Extract the log of exercise so that it can be analysed further down the line. This way we can monitor exercise frequncy and check for improvements or changes. But first lets cehck the dates we still need to run:

In [25]:
ex_comp = pd.read_csv('./Outputs/exercise.csv')
temps = ex_comp.iloc[-1]['lastModified'][0:10]

d1 = date(int(temps[0:4]), int(temps[5:7]), int(temps[8:10]))    # start date
d2 = datetime.datetime.today().date() - timedelta(1) 
delta = (d2) - (d1) 

ex_dates_list = []
for i in range(delta.days + 1): ex_dates_list.append(d1 + timedelta(i))

print('Range of dates selected:', delta, 'from',  d1, 'to', d2)

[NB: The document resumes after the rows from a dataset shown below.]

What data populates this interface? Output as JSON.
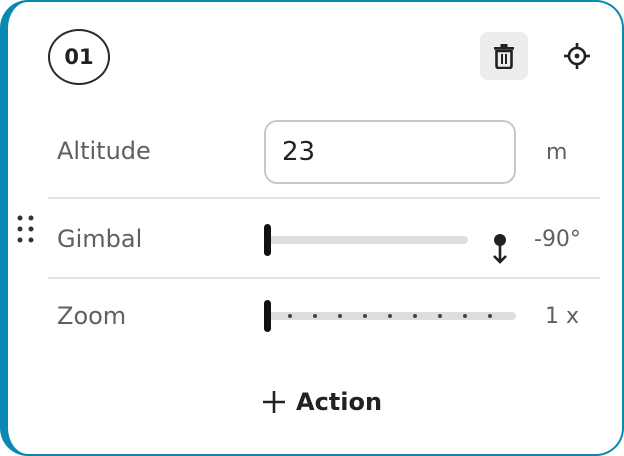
{
  "waypoint": {
    "number": "01"
  },
  "icons": {
    "delete": "trash-icon",
    "locate": "crosshair-icon",
    "drag": "drag-handle-icon",
    "gimbal": "gimbal-down-icon",
    "add": "plus-icon"
  },
  "colors": {
    "accent": "#0a87b2",
    "text": "#222222",
    "muted": "#606060",
    "track": "#dedede",
    "thumb": "#111111"
  },
  "altitude": {
    "label": "Altitude",
    "value": "23",
    "unit": "m"
  },
  "gimbal": {
    "label": "Gimbal",
    "value": "-90°",
    "level": 0
  },
  "zoom": {
    "label": "Zoom",
    "value": "1 x",
    "level": 0
  },
  "actions": {
    "add_label": "Action"
  }
}
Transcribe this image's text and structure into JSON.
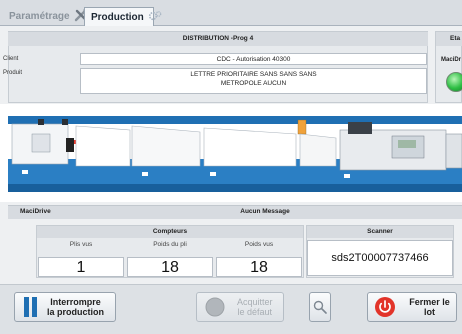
{
  "tabs": [
    {
      "label": "Paramétrage",
      "icon": "tools-icon",
      "active": false
    },
    {
      "label": "Production",
      "icon": "gears-icon",
      "active": true
    }
  ],
  "section": {
    "title": "DISTRIBUTION -Prog 4",
    "client_label": "Client",
    "client_value": "CDC - Autorisation 40300",
    "produit_label": "Produit",
    "produit_line1": "LETTRE PRIORITAIRE SANS SANS SANS",
    "produit_line2": "METROPOLE AUCUN"
  },
  "status": {
    "title": "Eta",
    "label": "MaciDr",
    "led_color": "#2fbf45"
  },
  "message_bar": {
    "label": "MaciDrive",
    "message": "Aucun Message"
  },
  "counters": {
    "title": "Compteurs",
    "columns": [
      {
        "label": "Plis vus",
        "value": "1"
      },
      {
        "label": "Poids du pli",
        "value": "18"
      },
      {
        "label": "Poids vus",
        "value": "18"
      }
    ]
  },
  "scanner": {
    "title": "Scanner",
    "value": "sds2T00007737466"
  },
  "buttons": {
    "stop_line1": "Interrompre",
    "stop_line2": "la production",
    "ack_line1": "Acquitter",
    "ack_line2": "le défaut",
    "close_label": "Fermer le lot"
  },
  "colors": {
    "accent_blue": "#1f6fb3",
    "close_red": "#e2342a"
  }
}
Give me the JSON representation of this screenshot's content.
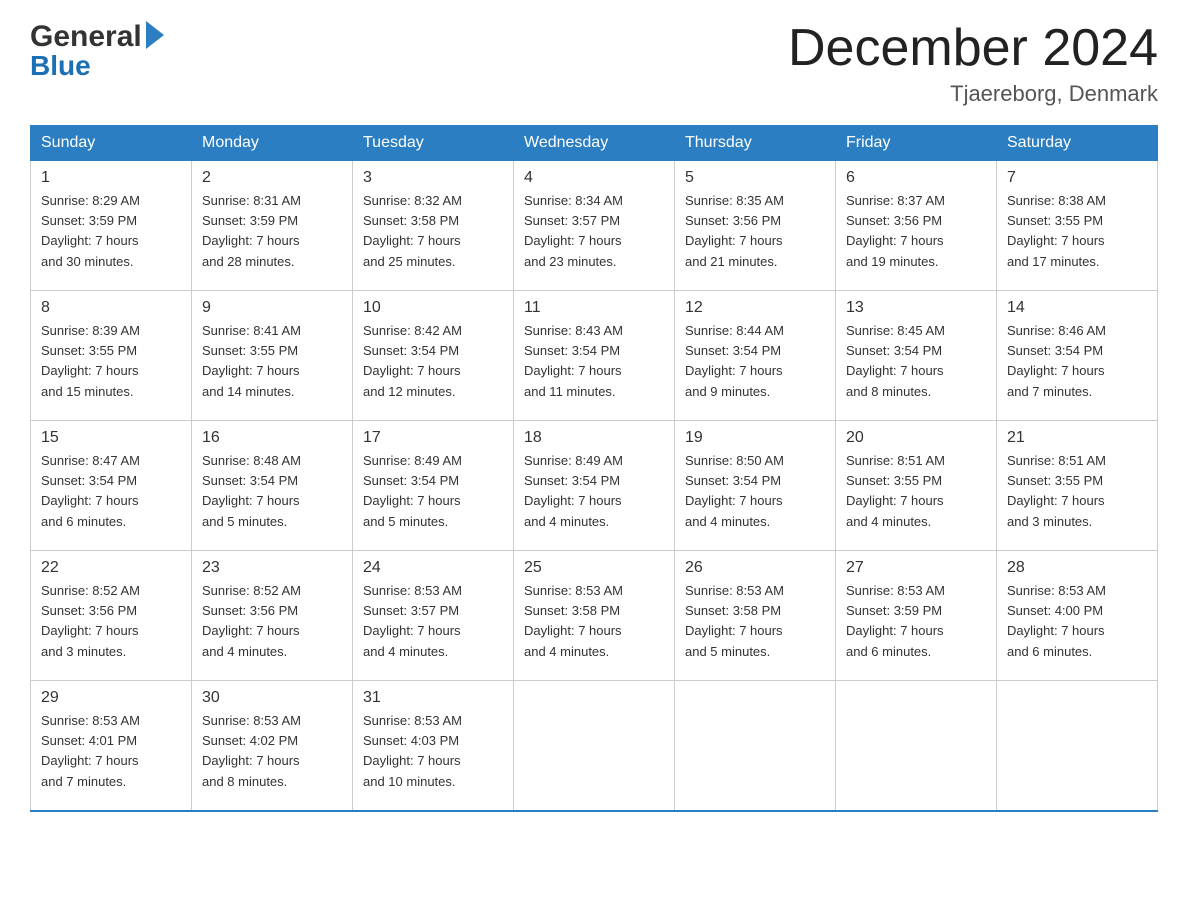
{
  "header": {
    "logo_general": "General",
    "logo_blue": "Blue",
    "title": "December 2024",
    "location": "Tjaereborg, Denmark"
  },
  "days_of_week": [
    "Sunday",
    "Monday",
    "Tuesday",
    "Wednesday",
    "Thursday",
    "Friday",
    "Saturday"
  ],
  "weeks": [
    [
      {
        "day": "1",
        "sunrise": "8:29 AM",
        "sunset": "3:59 PM",
        "daylight": "7 hours and 30 minutes."
      },
      {
        "day": "2",
        "sunrise": "8:31 AM",
        "sunset": "3:59 PM",
        "daylight": "7 hours and 28 minutes."
      },
      {
        "day": "3",
        "sunrise": "8:32 AM",
        "sunset": "3:58 PM",
        "daylight": "7 hours and 25 minutes."
      },
      {
        "day": "4",
        "sunrise": "8:34 AM",
        "sunset": "3:57 PM",
        "daylight": "7 hours and 23 minutes."
      },
      {
        "day": "5",
        "sunrise": "8:35 AM",
        "sunset": "3:56 PM",
        "daylight": "7 hours and 21 minutes."
      },
      {
        "day": "6",
        "sunrise": "8:37 AM",
        "sunset": "3:56 PM",
        "daylight": "7 hours and 19 minutes."
      },
      {
        "day": "7",
        "sunrise": "8:38 AM",
        "sunset": "3:55 PM",
        "daylight": "7 hours and 17 minutes."
      }
    ],
    [
      {
        "day": "8",
        "sunrise": "8:39 AM",
        "sunset": "3:55 PM",
        "daylight": "7 hours and 15 minutes."
      },
      {
        "day": "9",
        "sunrise": "8:41 AM",
        "sunset": "3:55 PM",
        "daylight": "7 hours and 14 minutes."
      },
      {
        "day": "10",
        "sunrise": "8:42 AM",
        "sunset": "3:54 PM",
        "daylight": "7 hours and 12 minutes."
      },
      {
        "day": "11",
        "sunrise": "8:43 AM",
        "sunset": "3:54 PM",
        "daylight": "7 hours and 11 minutes."
      },
      {
        "day": "12",
        "sunrise": "8:44 AM",
        "sunset": "3:54 PM",
        "daylight": "7 hours and 9 minutes."
      },
      {
        "day": "13",
        "sunrise": "8:45 AM",
        "sunset": "3:54 PM",
        "daylight": "7 hours and 8 minutes."
      },
      {
        "day": "14",
        "sunrise": "8:46 AM",
        "sunset": "3:54 PM",
        "daylight": "7 hours and 7 minutes."
      }
    ],
    [
      {
        "day": "15",
        "sunrise": "8:47 AM",
        "sunset": "3:54 PM",
        "daylight": "7 hours and 6 minutes."
      },
      {
        "day": "16",
        "sunrise": "8:48 AM",
        "sunset": "3:54 PM",
        "daylight": "7 hours and 5 minutes."
      },
      {
        "day": "17",
        "sunrise": "8:49 AM",
        "sunset": "3:54 PM",
        "daylight": "7 hours and 5 minutes."
      },
      {
        "day": "18",
        "sunrise": "8:49 AM",
        "sunset": "3:54 PM",
        "daylight": "7 hours and 4 minutes."
      },
      {
        "day": "19",
        "sunrise": "8:50 AM",
        "sunset": "3:54 PM",
        "daylight": "7 hours and 4 minutes."
      },
      {
        "day": "20",
        "sunrise": "8:51 AM",
        "sunset": "3:55 PM",
        "daylight": "7 hours and 4 minutes."
      },
      {
        "day": "21",
        "sunrise": "8:51 AM",
        "sunset": "3:55 PM",
        "daylight": "7 hours and 3 minutes."
      }
    ],
    [
      {
        "day": "22",
        "sunrise": "8:52 AM",
        "sunset": "3:56 PM",
        "daylight": "7 hours and 3 minutes."
      },
      {
        "day": "23",
        "sunrise": "8:52 AM",
        "sunset": "3:56 PM",
        "daylight": "7 hours and 4 minutes."
      },
      {
        "day": "24",
        "sunrise": "8:53 AM",
        "sunset": "3:57 PM",
        "daylight": "7 hours and 4 minutes."
      },
      {
        "day": "25",
        "sunrise": "8:53 AM",
        "sunset": "3:58 PM",
        "daylight": "7 hours and 4 minutes."
      },
      {
        "day": "26",
        "sunrise": "8:53 AM",
        "sunset": "3:58 PM",
        "daylight": "7 hours and 5 minutes."
      },
      {
        "day": "27",
        "sunrise": "8:53 AM",
        "sunset": "3:59 PM",
        "daylight": "7 hours and 6 minutes."
      },
      {
        "day": "28",
        "sunrise": "8:53 AM",
        "sunset": "4:00 PM",
        "daylight": "7 hours and 6 minutes."
      }
    ],
    [
      {
        "day": "29",
        "sunrise": "8:53 AM",
        "sunset": "4:01 PM",
        "daylight": "7 hours and 7 minutes."
      },
      {
        "day": "30",
        "sunrise": "8:53 AM",
        "sunset": "4:02 PM",
        "daylight": "7 hours and 8 minutes."
      },
      {
        "day": "31",
        "sunrise": "8:53 AM",
        "sunset": "4:03 PM",
        "daylight": "7 hours and 10 minutes."
      },
      {
        "day": "",
        "sunrise": "",
        "sunset": "",
        "daylight": ""
      },
      {
        "day": "",
        "sunrise": "",
        "sunset": "",
        "daylight": ""
      },
      {
        "day": "",
        "sunrise": "",
        "sunset": "",
        "daylight": ""
      },
      {
        "day": "",
        "sunrise": "",
        "sunset": "",
        "daylight": ""
      }
    ]
  ],
  "labels": {
    "sunrise_prefix": "Sunrise: ",
    "sunset_prefix": "Sunset: ",
    "daylight_prefix": "Daylight: "
  }
}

Range of dates selected: 2 days, 0:00:00 from 2019-02-15 to 2019-02-17


In [26]:
ex_df = pd.DataFrame()

for d in ex_dates_list :
    summary = auth2_client.activities(date=d)
    exercise = pd.DataFrame.from_records(summary['activities'])
    ex_df = ex_df.append(exercise, sort=True)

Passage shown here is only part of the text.